I have a large cyclic weighted directed graph where weight is the duration in days of going from one node to another. The graph has about 1500 nodes and 100 thousand edges, and the average node in/out degree is 60, so it has high connectivity and many cycles. Each edge has a parameter, how many times it can be used in one path.

The task is to get all possible paths with a total weight less than a given number n as the time limit in days.

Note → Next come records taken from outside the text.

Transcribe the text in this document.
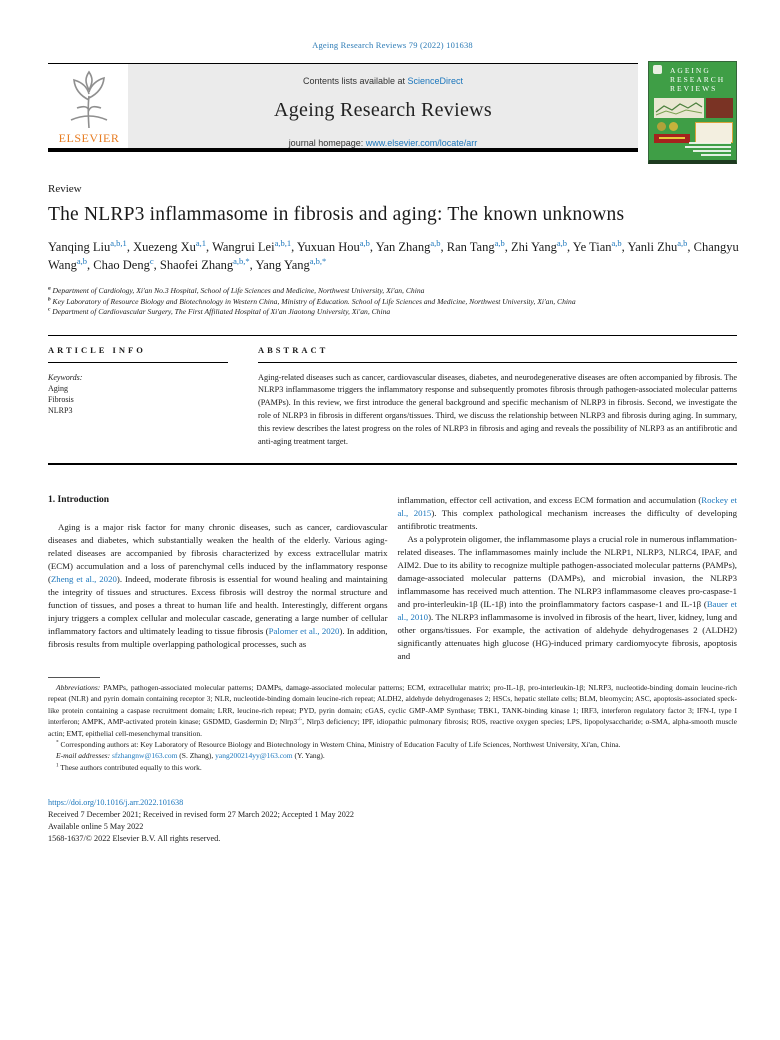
Ageing Research Reviews 79 (2022) 101638
ELSEVIER
Contents lists available at ScienceDirect
Ageing Research Reviews
journal homepage: www.elsevier.com/locate/arr
AGEING
RESEARCH
REVIEWS
Review
The NLRP3 inflammasome in fibrosis and aging: The known unknowns
Yanqing Liu$^{a,b,1}$, Xuezeng Xu$^{a,1}$, Wangrui Lei$^{a,b,1}$, Yuxuan Hou$^{a,b}$, Yan Zhang$^{a,b}$, Ran Tang$^{a,b}$, Zhi Yang$^{a,b}$, Ye Tian$^{a,b}$, Yanli Zhu$^{a,b}$, Changyu Wang$^{a,b}$, Chao Deng$^c$, Shaofei Zhang$^{a,b,*}$, Yang Yang$^{a,b,*}$
$^a$ Department of Cardiology, Xi'an No.3 Hospital, School of Life Sciences and Medicine, Northwest University, Xi'an, China
$^b$ Key Laboratory of Resource Biology and Biotechnology in Western China, Ministry of Education. School of Life Sciences and Medicine, Northwest University, Xi'an, China
$^c$ Department of Cardiovascular Surgery, The First Affiliated Hospital of Xi'an Jiaotong University, Xi'an, China
ARTICLE INFO
Keywords:
Aging
Fibrosis
NLRP3
ABSTRACT
Aging-related diseases such as cancer, cardiovascular diseases, diabetes, and neurodegenerative diseases are often accompanied by fibrosis. The NLRP3 inflammasome triggers the inflammatory response and subsequently promotes fibrosis through pathogen-associated molecular patterns (PAMPs). In this review, we first introduce the general background and specific mechanism of NLRP3 in fibrosis. Second, we investigate the role of NLRP3 in fibrosis in different organs/tissues. Third, we discuss the relationship between NLRP3 and fibrosis during aging. In summary, this review describes the latest progress on the roles of NLRP3 in fibrosis and aging and reveals the possibility of NLRP3 as an antifibrotic and anti-aging treatment target.
1. Introduction

Aging is a major risk factor for many chronic diseases, such as cancer, cardiovascular diseases and diabetes, which substantially weaken the health of the elderly. Various aging-related diseases are accompanied by fibrosis characterized by excess extracellular matrix (ECM) accumulation and a loss of parenchymal cells induced by the inflammatory response (Zheng et al., 2020). Indeed, moderate fibrosis is essential for wound healing and maintaining the integrity of tissues and structures. Excess fibrosis will destroy the normal structure and function of tissues, and poses a threat to human life and health. Interestingly, different organs injury triggers a complex cellular and molecular cascade, generating a large number of cellular inflammatory factors and ultimately leading to tissue fibrosis (Palomer et al., 2020). In addition, fibrosis results from multiple overlapping pathological processes, such as

inflammation, effector cell activation, and excess ECM formation and accumulation (Rockey et al., 2015). This complex pathological mechanism increases the difficulty of developing antifibrotic treatments.

As a polyprotein oligomer, the inflammasome plays a crucial role in numerous inflammation-related diseases. The inflammasomes mainly include the NLRP1, NLRP3, NLRC4, IPAF, and AIM2. Due to its ability to recognize multiple pathogen-associated molecular patterns (PAMPs), damage-associated molecular patterns (DAMPs), and microbial invasion, the NLRP3 inflammasome has received much attention. The NLRP3 inflammasome cleaves pro-caspase-1 and pro-interleukin-1β (IL-1β) into the proinflammatory factors caspase-1 and IL-1β (Bauer et al., 2010). The NLRP3 inflammasome is involved in fibrosis of the heart, liver, kidney, lung and other organs/tissues. For example, the activation of aldehyde dehydrogenases 2 (ALDH2) significantly attenuates high glucose (HG)-induced primary cardiomyocyte fibrosis, apoptosis and

Abbreviations: PAMPs, pathogen-associated molecular patterns; DAMPs, damage-associated molecular patterns; ECM, extracellular matrix; pro-IL-1β, pro-interleukin-1β; NLRP3, nucleotide-binding domain leucine-rich repeat (NLR) and pyrin domain containing receptor 3; NLR, nucleotide-binding domain leucine-rich repeat; ALDH2, aldehyde dehydrogenases 2; HSCs, hepatic stellate cells; BLM, bleomycin; ASC, apoptosis-associated speck-like protein containing a caspase recruitment domain; LRR, leucine-rich repeat; PYD, pyrin domain; cGAS, cyclic GMP-AMP Synthase; TBK1, TANK-binding kinase 1; IRF3, interferon regulatory factor 3; IFN-I, type I interferon; AMPK, AMP-activated protein kinase; GSDMD, Gasdermin D; Nlrp3-/-, Nlrp3 deficiency; IPF, idiopathic pulmonary fibrosis; ROS, reactive oxygen species; LPS, lipopolysaccharide; α-SMA, alpha-smooth muscle actin; EMT, epithelial cell-mesenchymal transition.
* Corresponding authors at: Key Laboratory of Resource Biology and Biotechnology in Western China, Ministry of Education Faculty of Life Sciences, Northwest University, Xi'an, China.
E-mail addresses: sfzhangnw@163.com (S. Zhang), yang200214yy@163.com (Y. Yang).
$^1$ These authors contributed equally to this work.
https://doi.org/10.1016/j.arr.2022.101638
Received 7 December 2021; Received in revised form 27 March 2022; Accepted 1 May 2022
Available online 5 May 2022
1568-1637/© 2022 Elsevier B.V. All rights reserved.
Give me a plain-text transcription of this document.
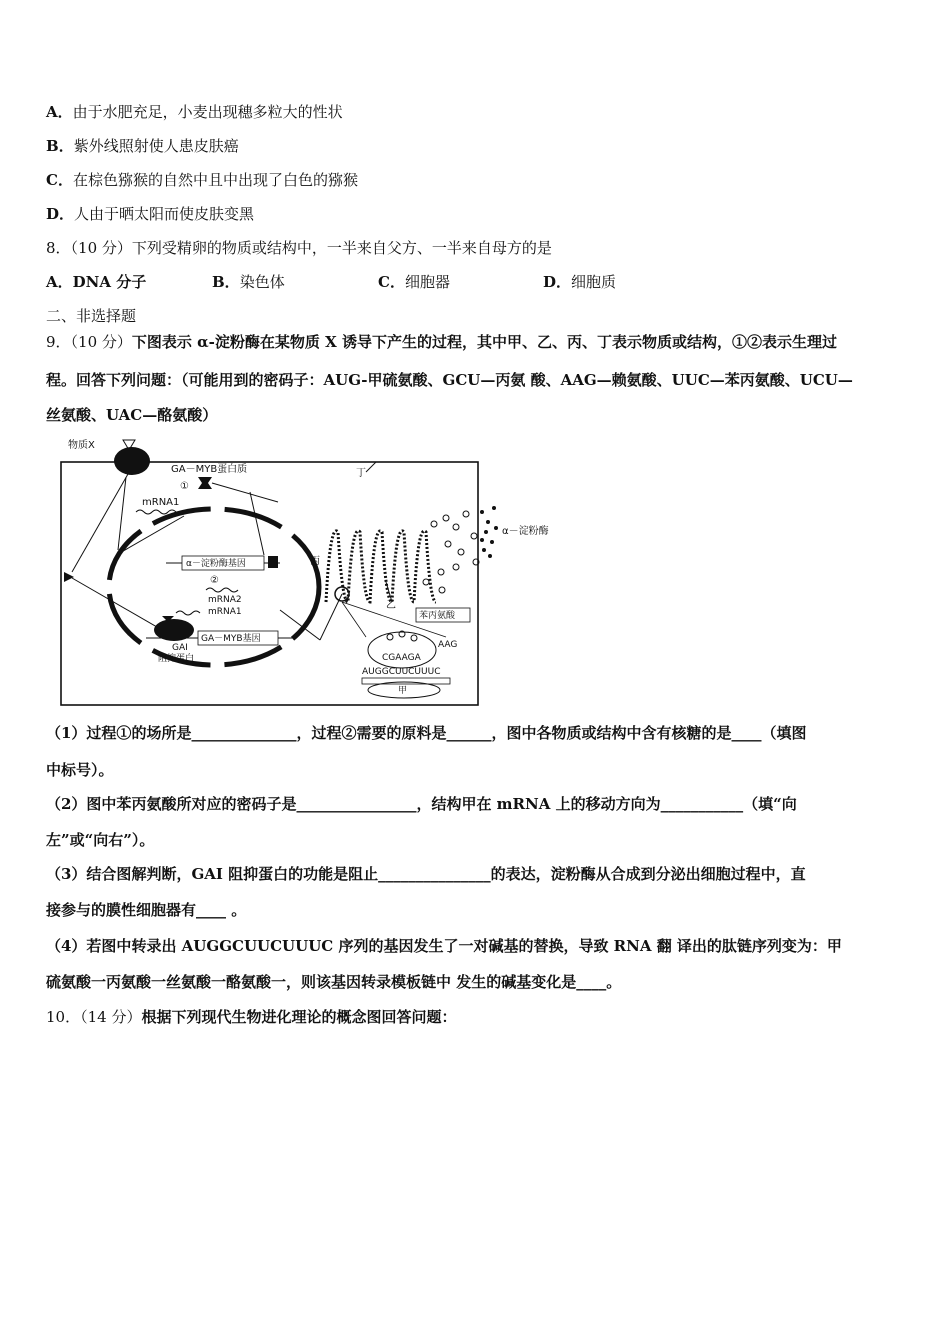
A．由于水肥充足，小麦出现穗多粒大的性状
B．紫外线照射使人患皮肤癌
C．在棕色猕猴的自然中且中出现了白色的猕猴
D．人由于晒太阳而使皮肤变黑
8．（10 分）下列受精卵的物质或结构中，一半来自父方、一半来自母方的是
A．DNA 分子	B．染色体	C．细胞器	D．细胞质
二、非选择题
9．（10 分）下图表示 α-淀粉酶在某物质 X 诱导下产生的过程，其中甲、乙、丙、丁表示物质或结构，①②表示生理过
程。回答下列问题：（可能用到的密码子：AUG-甲硫氨酸、GCU—丙氨 酸、AAG—赖氨酸、UUC—苯丙氨酸、UCU—
丝氨酸、UAC—酪氨酸）
物质X
丁
GA－MYB蛋白质
①
mRNA1
α－淀粉酶基因
②
mRNA2
mRNA1
GA－MYB基因
GAI
阻抑蛋白
丙
乙
α－淀粉酶
苯丙氨酸
AAG
CGAAGA
AUGGCUUCUUUC
甲
（1）过程①的场所是______________，过程②需要的原料是______，图中各物质或结构中含有核糖的是____（填图
中标号）。
（2）图中苯丙氨酸所对应的密码子是________________，结构甲在 mRNA 上的移动方向为___________（填“向
左”或“向右”）。
（3）结合图解判断，GAI 阻抑蛋白的功能是阻止_______________的表达，淀粉酶从合成到分泌出细胞过程中，直
接参与的膜性细胞器有____ 。
（4）若图中转录出 AUGGCUUCUUUC 序列的基因发生了一对碱基的替换，导致 RNA 翻 译出的肽链序列变为：甲
硫氨酸一丙氨酸一丝氨酸一酪氨酸一，则该基因转录模板链中 发生的碱基变化是____。
10．（14 分）根据下列现代生物进化理论的概念图回答问题：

Example of graph with 5 nodes: enter image description here

You can play with it:

import networkx as nx
import json

node = 1
max_period = 50

edges_str = '[[1, 2, {"cnt": 1, "duration": 5}], [1, 5, {"cnt": 1, "duration": 6}], [1, 3, {"cnt": 1, "duration": 29}], [1, 1, {"cnt": 1, "duration": 14}], [1, 1, {"cnt": 10, "duration": 11}], [1, 4, {"cnt": 1, "duration": 1}], [2, 4, {"cnt": 1, "duration": 22}], [2, 1, {"cnt": 1, "duration": 11}], [2, 2, {"cnt": 1, "duration": 4}], [2, 5, {"cnt": 1, "duration": 23}], [2, 3, {"cnt": 1, "duration": 15}], [3, 4, {"cnt": 1, "duration": 19}], [3, 1, {"cnt": 1, "duration": 24}], [3, 2, {"cnt": 1, "duration": 16}], [3, 5, {"cnt": 1, "duration": 27}], [3, 3, {"cnt": 1, "duration": 5}], [3, 3, {"cnt": 24, "duration": 29}], [4, 3, {"cnt": 1, "duration": 6}], [4, 3, {"cnt": 5, "duration": 4}], [4, 1, {"cnt": 1, "duration": 19}], [4, 4, {"cnt": 1, "duration": 27}], [4, 2, {"cnt": 1, "duration": 24}], [4, 5, {"cnt": 1, "duration": 13}], [5, 4, {"cnt": 1, "duration": 6}], [5, 1, {"cnt": 1, "duration": 9}], [5, 2, {"cnt": 1, "duration": 2}], [5, 5, {"cnt": 1, "duration": 15}], [5, 3, {"cnt": 1, "duration": 23}], [5, 3, {"cnt": 12, "duration": 28}]]'
edges = json.loads(edges_str)
graph = nx.MultiDiGraph()
graph.add_edges_from(edges)

My current solution is just bfs with keeping all matching paths in a cache, which I can use to calculate the weight of the new path.

It works well on a 20 day limit (20s for 6 concurrent processes).

But for the 40 day limit, I can't get the result within 2 hours on 50 concurrent processes.

Could you give me some advice to guide me towards a solution?

Now I see several possible steps:

  1. Assess the impact of cycles. I can transpose an edge with a limit of n passes to n different edges.
  2. Try to use more reasonable cache storage with path subsequence reuse.
  3. Reorganize the graph to a line graph to make it simpler, but bigger.
  4. Try to move the task to the LP area.
  5. Reframe the problem to see a simpler solution
1

There are 1 best solutions below

3
On

Let $w_{ij}$ be the weight of edge $ij$. We assume $w_{ij} \geq 0$ since it is a duration.

If you don't mind about start and end of the path, just run a DFS from every node, and backtrack every time the total path length is above your threshold. If you visit neighbors by increasing $w_{ij}$, you can backtrack just after visiting the first neighbor which exceeds the threshold.

At every node of the DFS, at most one comparison will fail, and each node will lead to at least one valid path, so you will never do useless searching. The complexity will be linear in the number of valid paths.

If you only want paths between given start and end vertices, run a simple source shortest-path algorithm to find the distance $d_i$ between $s$ and $i$ for every vertex $i$. For each vertex $i$, sort in-neighbors $j$ by increasing value of $d_j + w_{ji}$, and use this ordering as a lexicographic ordering when visiting the neighbors of $i$.

Then do a DFS from the end node, going through reverse edges. backtrack whenever distance traversed + distance to start is lower than your threshold. When visiting neighbors of a node, you can backtrack at the first neighbor which gives a distance above the threshold.